SELECTED ARTICLES FROM THE RECENT LITERATURE 2003
11/12/03
Can universal access to health care eliminate asthma health care inequalities?
Summary
Children from poor families are much more likely to have emergency visits for asthma exacerbations. This pattern has been attributed to financial barriers to good preventive asthma care for poor families. Sin et al of the Univ. of Alberta in Edmonton, Canada investigated whether this was really the case. They carried out a longitudinal, population based study in a region where health care is provided free to all inhabitants. All children (n=90,845) were classified by family income into very poor, poor, and non-poor. During a 10 year follow-up, very poor children were 23% more likely to have had an emergency visit for asthma than children from non-poor families (RR=6.32) while the asthma emergency visit frequency was similar in the poor and non-poor groups (RR=0.97). The frequency of office visits for asthma was similar in the very poor and non-poor groups.

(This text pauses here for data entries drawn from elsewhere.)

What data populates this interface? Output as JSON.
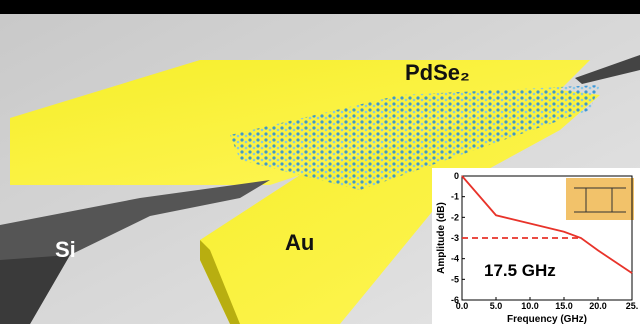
{
  "scene": {
    "labels": [
      "PdSe₂",
      "Si",
      "Au"
    ]
  },
  "chart_data": {
    "type": "line",
    "x": [
      0,
      5,
      10,
      15,
      17.5,
      20,
      25
    ],
    "series": [
      {
        "color": "#e8332a",
        "values": [
          0,
          -1.9,
          -2.3,
          -2.7,
          -3.0,
          -3.6,
          -4.7
        ]
      }
    ],
    "reference_line": {
      "y": -3,
      "x": [
        0,
        17.5
      ],
      "color": "#e8332a"
    },
    "annotation": "17.5 GHz",
    "xlabel": "Frequency (GHz)",
    "ylabel": "Amplitude (dB)",
    "xlim": [
      0,
      25
    ],
    "ylim": [
      -6,
      0
    ],
    "xticks": [
      {
        "value": 0,
        "label": "0.0"
      },
      {
        "value": 5,
        "label": "5.0"
      },
      {
        "value": 10,
        "label": "10.0"
      },
      {
        "value": 15,
        "label": "15.0"
      },
      {
        "value": 20,
        "label": "20.0"
      },
      {
        "value": 25,
        "label": "25."
      }
    ],
    "yticks": [
      0,
      -1,
      -2,
      -3,
      -4,
      -5,
      -6
    ]
  }
}
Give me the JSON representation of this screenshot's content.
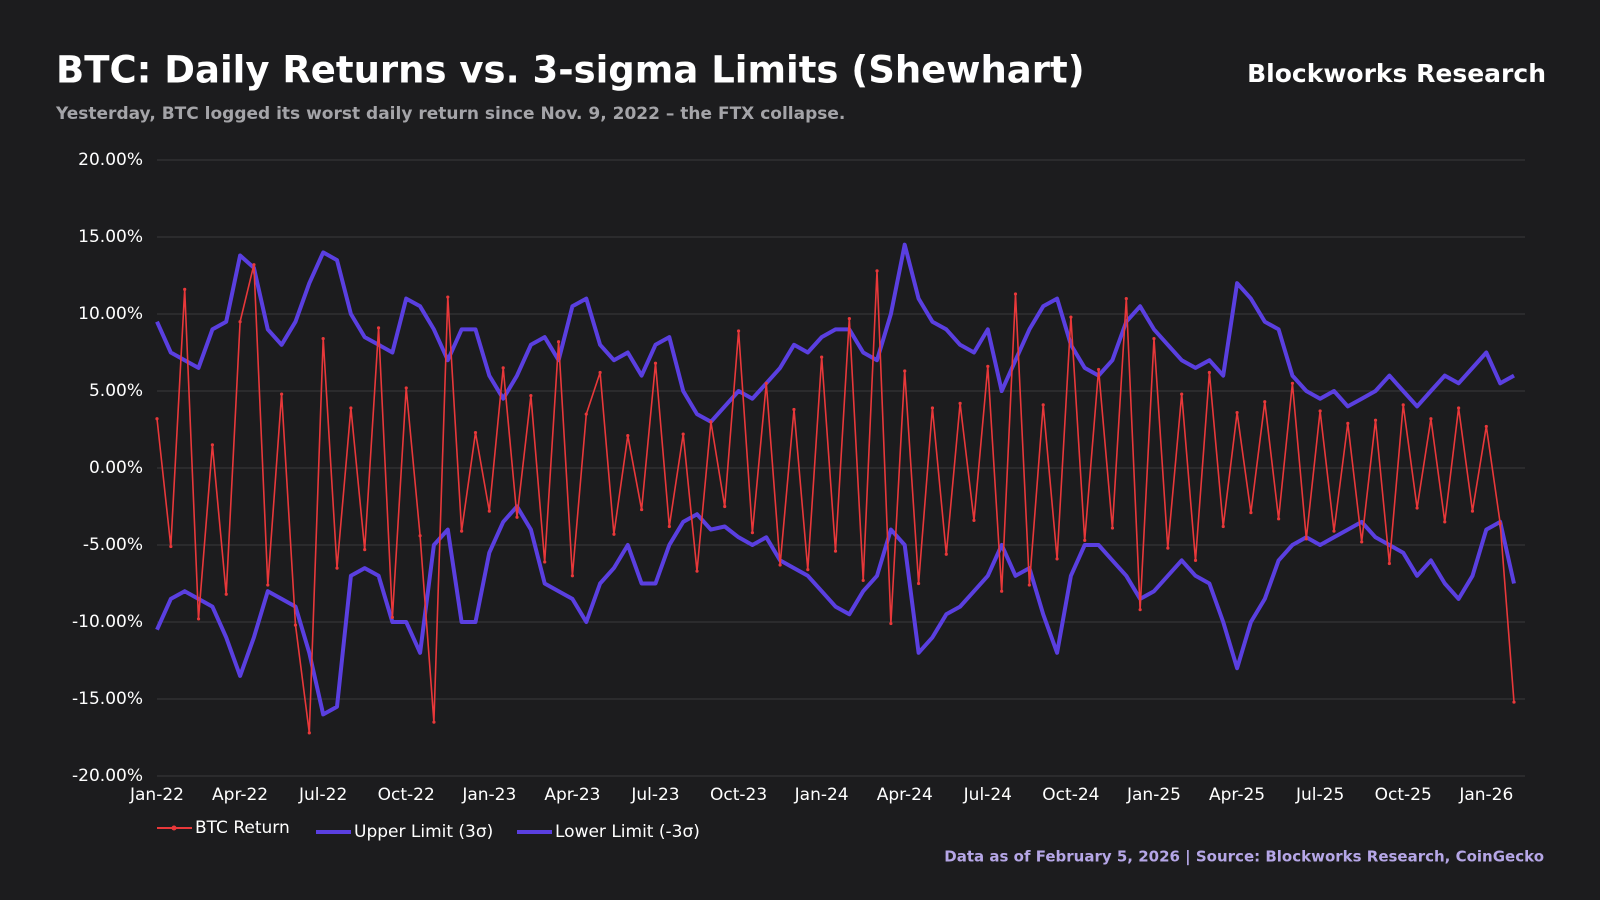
{
  "brand": "Blockworks Research",
  "footer": "Data as of February 5, 2026 | Source: Blockworks Research, CoinGecko",
  "chart_data": {
    "type": "line",
    "title": "BTC: Daily Returns vs. 3-sigma Limits (Shewhart)",
    "subtitle": "Yesterday, BTC logged its worst daily return since Nov. 9, 2022 – the FTX collapse.",
    "categories": [
      "Jan-22",
      null,
      null,
      null,
      null,
      null,
      "Apr-22",
      null,
      null,
      null,
      null,
      null,
      "Jul-22",
      null,
      null,
      null,
      null,
      null,
      "Oct-22",
      null,
      null,
      null,
      null,
      null,
      "Jan-23",
      null,
      null,
      null,
      null,
      null,
      "Apr-23",
      null,
      null,
      null,
      null,
      null,
      "Jul-23",
      null,
      null,
      null,
      null,
      null,
      "Oct-23",
      null,
      null,
      null,
      null,
      null,
      "Jan-24",
      null,
      null,
      null,
      null,
      null,
      "Apr-24",
      null,
      null,
      null,
      null,
      null,
      "Jul-24",
      null,
      null,
      null,
      null,
      null,
      "Oct-24",
      null,
      null,
      null,
      null,
      null,
      "Jan-25",
      null,
      null,
      null,
      null,
      null,
      "Apr-25",
      null,
      null,
      null,
      null,
      null,
      "Jul-25",
      null,
      null,
      null,
      null,
      null,
      "Oct-25",
      null,
      null,
      null,
      null,
      null,
      "Jan-26",
      null,
      null
    ],
    "series": [
      {
        "name": "BTC Return",
        "color": "#e8383a",
        "values": [
          3.2,
          -5.1,
          11.6,
          -9.8,
          1.5,
          -8.2,
          9.5,
          13.2,
          -7.6,
          4.8,
          -10.2,
          -17.2,
          8.4,
          -6.5,
          3.9,
          -5.3,
          9.1,
          -9.7,
          5.2,
          -4.4,
          -16.5,
          11.1,
          -4.1,
          2.3,
          -2.8,
          6.5,
          -3.2,
          4.7,
          -6.1,
          8.2,
          -7.0,
          3.5,
          6.2,
          -4.3,
          2.1,
          -2.7,
          6.8,
          -3.8,
          2.2,
          -6.7,
          3.0,
          -2.5,
          8.9,
          -4.2,
          5.5,
          -6.3,
          3.8,
          -6.6,
          7.2,
          -5.4,
          9.7,
          -7.3,
          12.8,
          -10.1,
          6.3,
          -7.5,
          3.9,
          -5.6,
          4.2,
          -3.4,
          6.6,
          -8.0,
          11.3,
          -7.6,
          4.1,
          -5.9,
          9.8,
          -4.7,
          6.4,
          -3.9,
          11.0,
          -9.2,
          8.4,
          -5.2,
          4.8,
          -6.0,
          6.2,
          -3.8,
          3.6,
          -2.9,
          4.3,
          -3.3,
          5.5,
          -4.6,
          3.7,
          -4.1,
          2.9,
          -4.8,
          3.1,
          -6.2,
          4.1,
          -2.6,
          3.2,
          -3.5,
          3.9,
          -2.8,
          2.7,
          -3.6,
          -15.2
        ]
      },
      {
        "name": "Upper Limit (3σ)",
        "color": "#5a3fe0",
        "values": [
          9.5,
          7.5,
          7,
          6.5,
          9,
          9.5,
          13.8,
          13,
          9,
          8,
          9.5,
          12,
          14,
          13.5,
          10,
          8.5,
          8,
          7.5,
          11,
          10.5,
          9,
          7,
          9,
          9,
          6,
          4.5,
          6,
          8,
          8.5,
          7,
          10.5,
          11,
          8,
          7,
          7.5,
          6,
          8,
          8.5,
          5,
          3.5,
          3,
          4,
          5,
          4.5,
          5.5,
          6.5,
          8,
          7.5,
          8.5,
          9,
          9,
          7.5,
          7,
          10,
          14.5,
          11,
          9.5,
          9,
          8,
          7.5,
          9,
          5,
          7,
          9,
          10.5,
          11,
          8,
          6.5,
          6,
          7,
          9.5,
          10.5,
          9,
          8,
          7,
          6.5,
          7,
          6,
          12,
          11,
          9.5,
          9,
          6,
          5,
          4.5,
          5,
          4,
          4.5,
          5,
          6,
          5,
          4,
          5,
          6,
          5.5,
          6.5,
          7.5,
          5.5,
          6
        ]
      },
      {
        "name": "Lower Limit (-3σ)",
        "color": "#5a3fe0",
        "values": [
          -10.5,
          -8.5,
          -8,
          -8.5,
          -9,
          -11,
          -13.5,
          -11,
          -8,
          -8.5,
          -9,
          -12,
          -16,
          -15.5,
          -7,
          -6.5,
          -7,
          -10,
          -10,
          -12,
          -5,
          -4,
          -10,
          -10,
          -5.5,
          -3.5,
          -2.5,
          -4,
          -7.5,
          -8,
          -8.5,
          -10,
          -7.5,
          -6.5,
          -5,
          -7.5,
          -7.5,
          -5,
          -3.5,
          -3,
          -4,
          -3.8,
          -4.5,
          -5,
          -4.5,
          -6,
          -6.5,
          -7,
          -8,
          -9,
          -9.5,
          -8,
          -7,
          -4,
          -5,
          -12,
          -11,
          -9.5,
          -9,
          -8,
          -7,
          -5,
          -7,
          -6.5,
          -9.5,
          -12,
          -7,
          -5,
          -5,
          -6,
          -7,
          -8.5,
          -8,
          -7,
          -6,
          -7,
          -7.5,
          -10,
          -13,
          -10,
          -8.5,
          -6,
          -5,
          -4.5,
          -5,
          -4.5,
          -4,
          -3.5,
          -4.5,
          -5,
          -5.5,
          -7,
          -6,
          -7.5,
          -8.5,
          -7,
          -4,
          -3.5,
          -7.5
        ]
      }
    ],
    "ylim": [
      -20,
      20
    ],
    "yticks": [
      {
        "value": 20,
        "label": "20.00%"
      },
      {
        "value": 15,
        "label": "15.00%"
      },
      {
        "value": 10,
        "label": "10.00%"
      },
      {
        "value": 5,
        "label": "5.00%"
      },
      {
        "value": 0,
        "label": "0.00%"
      },
      {
        "value": -5,
        "label": "-5.00%"
      },
      {
        "value": -10,
        "label": "-10.00%"
      },
      {
        "value": -15,
        "label": "-15.00%"
      },
      {
        "value": -20,
        "label": "-20.00%"
      }
    ],
    "grid": true
  }
}
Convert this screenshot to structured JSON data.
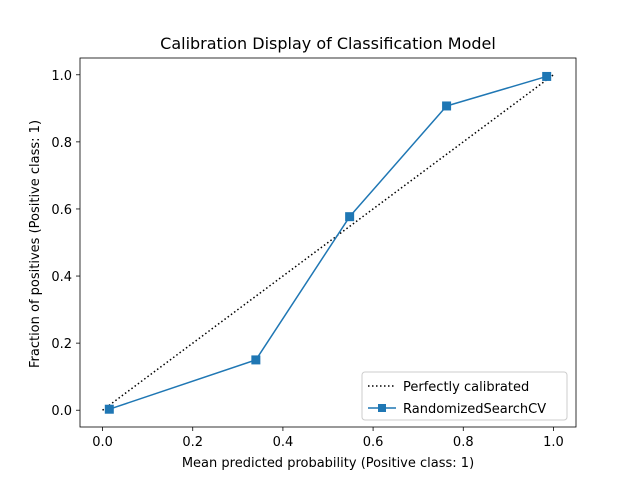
{
  "chart_data": {
    "type": "line",
    "title": "Calibration Display of Classification Model",
    "xlabel": "Mean predicted probability (Positive class: 1)",
    "ylabel": "Fraction of positives (Positive class: 1)",
    "xlim": [
      -0.05,
      1.05
    ],
    "ylim": [
      -0.05,
      1.05
    ],
    "xticks": [
      0.0,
      0.2,
      0.4,
      0.6,
      0.8,
      1.0
    ],
    "yticks": [
      0.0,
      0.2,
      0.4,
      0.6,
      0.8,
      1.0
    ],
    "xtick_labels": [
      "0.0",
      "0.2",
      "0.4",
      "0.6",
      "0.8",
      "1.0"
    ],
    "ytick_labels": [
      "0.0",
      "0.2",
      "0.4",
      "0.6",
      "0.8",
      "1.0"
    ],
    "grid": false,
    "legend_position": "bottom-right",
    "series": [
      {
        "name": "Perfectly calibrated",
        "style": "dotted",
        "color": "#000000",
        "marker": "none",
        "x": [
          0.0,
          1.0
        ],
        "y": [
          0.0,
          1.0
        ]
      },
      {
        "name": "RandomizedSearchCV",
        "style": "solid",
        "color": "#1f77b4",
        "marker": "square",
        "x": [
          0.015,
          0.34,
          0.548,
          0.763,
          0.985
        ],
        "y": [
          0.003,
          0.15,
          0.577,
          0.907,
          0.995
        ]
      }
    ]
  }
}
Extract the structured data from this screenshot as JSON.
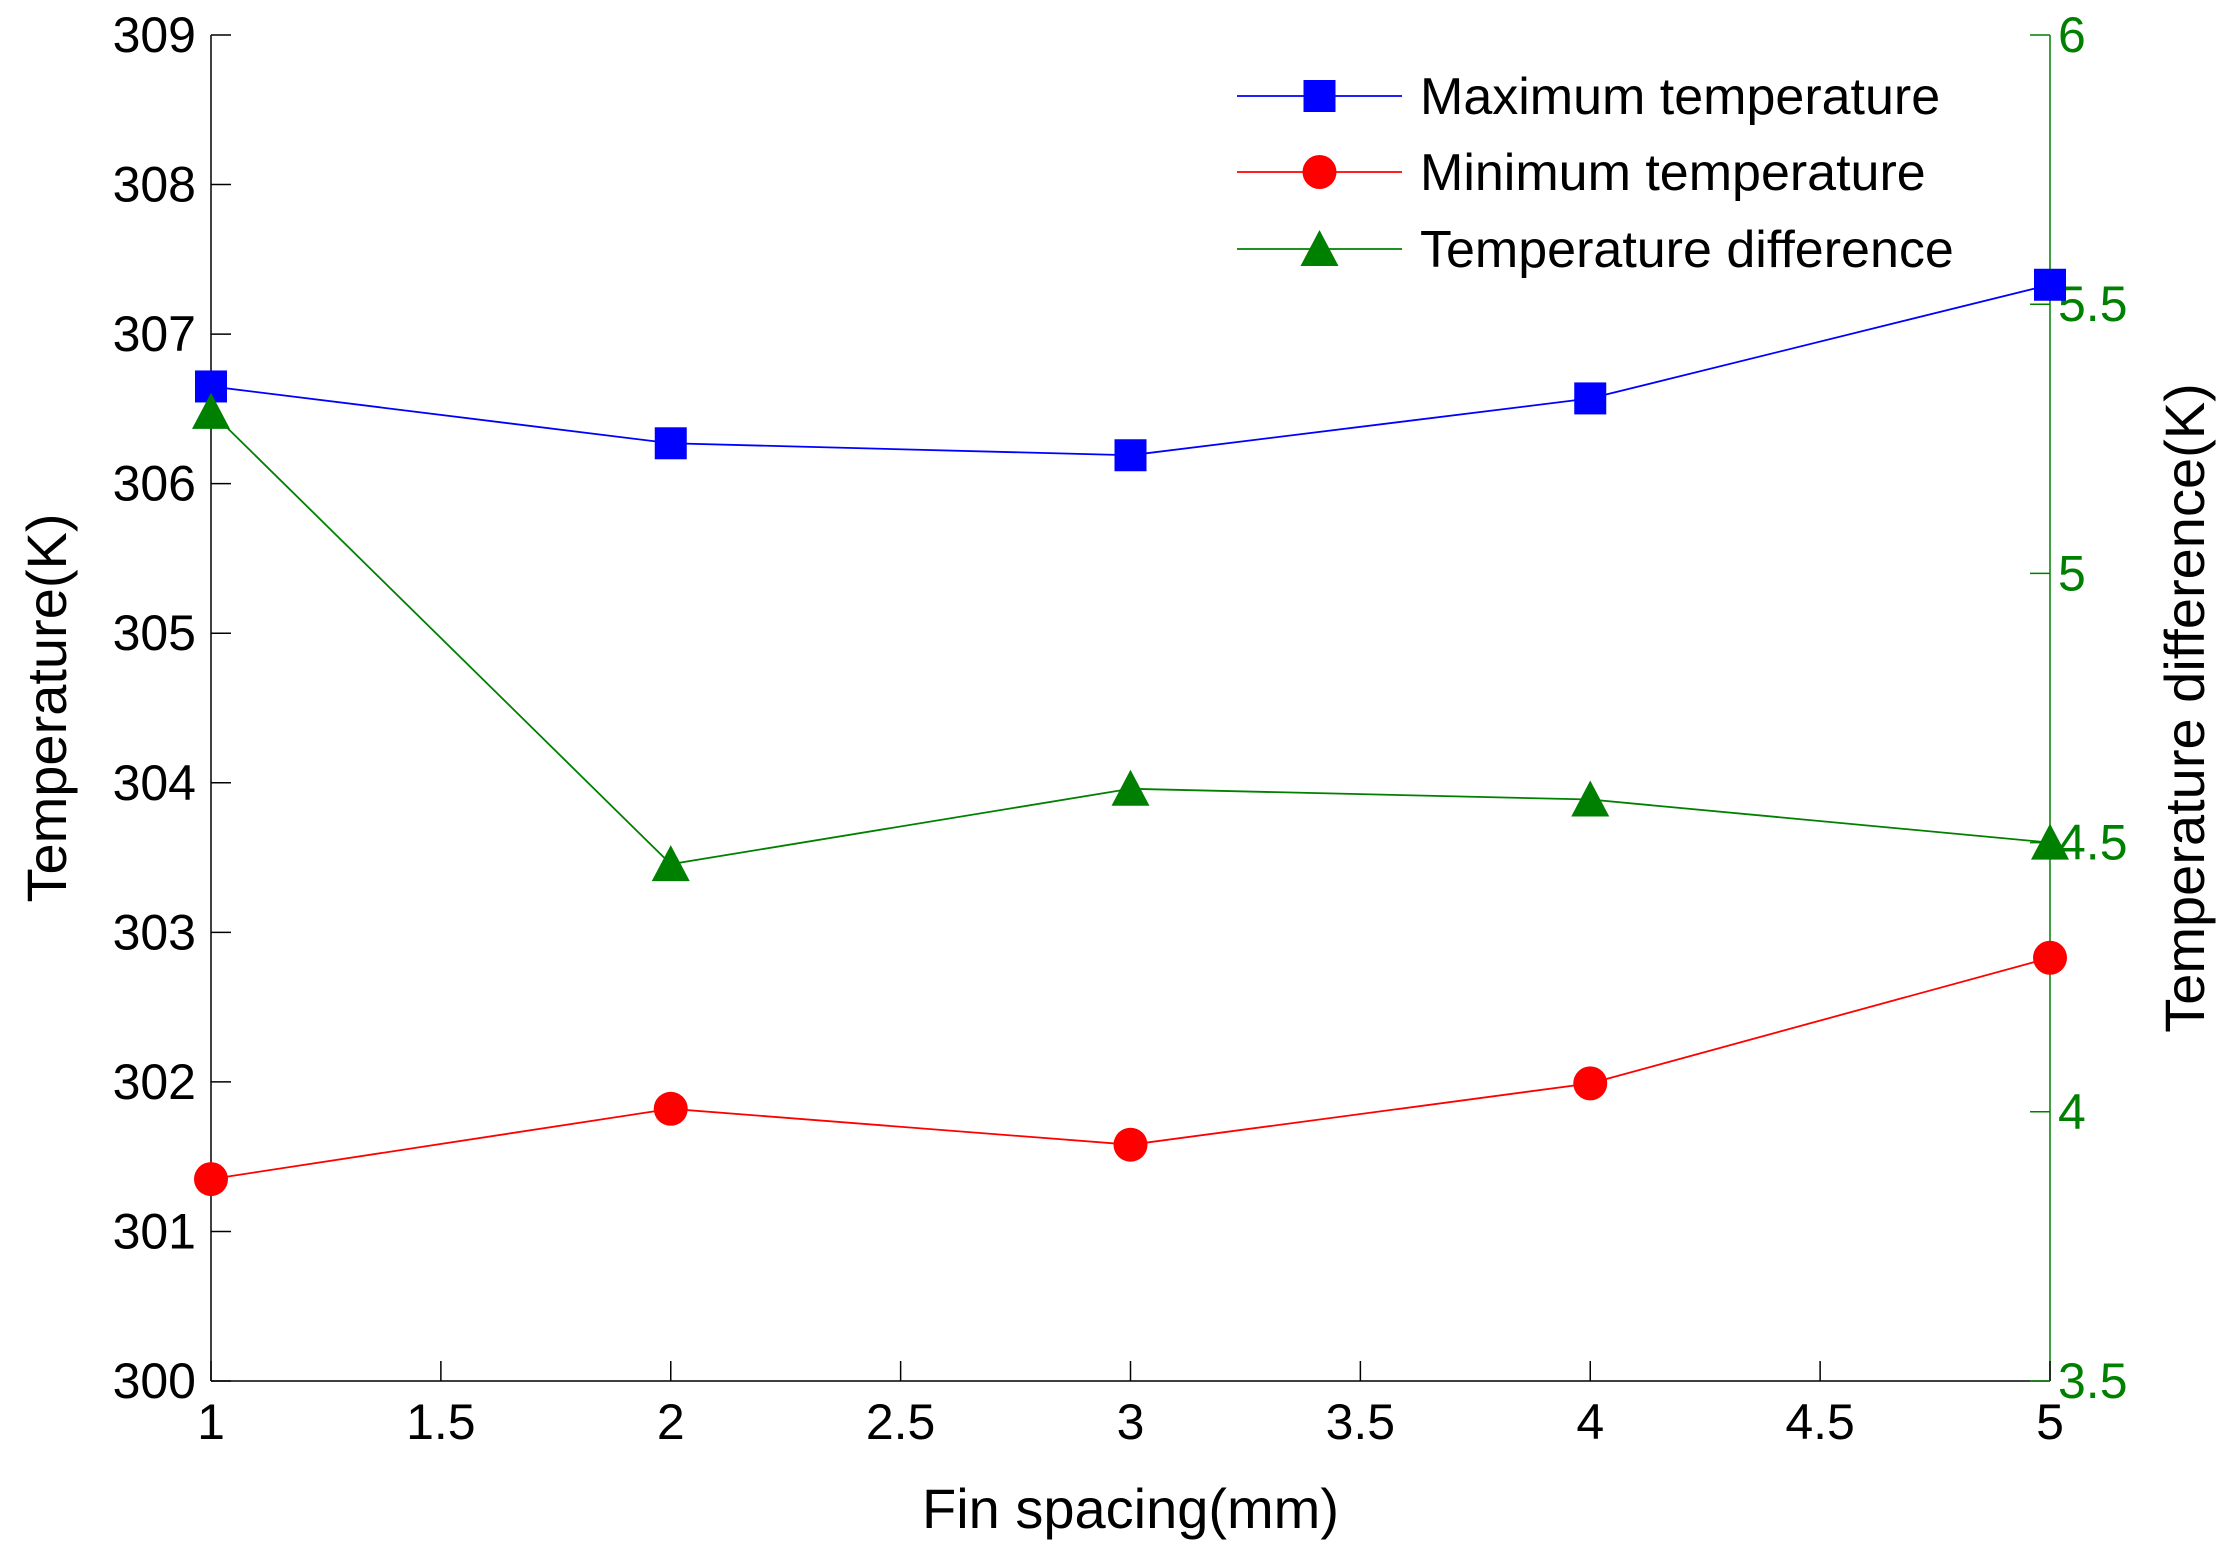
{
  "chart_data": {
    "type": "line",
    "title": "",
    "xlabel": "Fin spacing(mm)",
    "ylabel": "Temperature(K)",
    "ylabel_right": "Temperature difference(K)",
    "x": [
      1,
      2,
      3,
      4,
      5
    ],
    "xlim": [
      1,
      5
    ],
    "ylim": [
      300,
      309
    ],
    "ylim_right": [
      3.5,
      6
    ],
    "xticks": [
      1,
      1.5,
      2,
      2.5,
      3,
      3.5,
      4,
      4.5,
      5
    ],
    "yticks": [
      300,
      301,
      302,
      303,
      304,
      305,
      306,
      307,
      308,
      309
    ],
    "yticks_right": [
      3.5,
      4,
      4.5,
      5,
      5.5,
      6
    ],
    "grid": false,
    "legend_position": "top-right",
    "series": [
      {
        "name": "Maximum temperature",
        "axis": "left",
        "marker": "square",
        "color": "#0000ff",
        "values": [
          306.65,
          306.27,
          306.19,
          306.57,
          307.33
        ]
      },
      {
        "name": "Minimum temperature",
        "axis": "left",
        "marker": "circle",
        "color": "#ff0000",
        "values": [
          301.35,
          301.82,
          301.58,
          301.99,
          302.83
        ]
      },
      {
        "name": "Temperature difference",
        "axis": "right",
        "marker": "triangle",
        "color": "#008000",
        "values": [
          5.3,
          4.46,
          4.6,
          4.58,
          4.5
        ]
      }
    ],
    "right_axis_color": "#008000"
  }
}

The authors concluded that universal free access to health care may reduce but not eliminate disparities in emergency care for asthma in difference income groups.
Reference
Chest 2003; 124:51-6
Editor's Comments
The findings in this study were perhaps not surprising to many of us. The authors did not state their conclusions why there continued to be disparities in emergency care in the very poor children. I certainly do not have definitive "answers" to what is likely a complex issue possibly involving cultural differences in attitudes about health care, increased exposure to cigarette smoke and other inhalant offenders, and logistic limitations in bringing children to health care facilities for preventive health care visits (e.g.- 2 working parents, large families). The latter factor may not have been a major element here since the frequency of attendance with scheduled office visits for asthma care was not significantly reduced in the very poor children. It would be of interest to see the effects of having a high quality asthma care facility operating during evening hours in or near housing facilities populated by the very poor.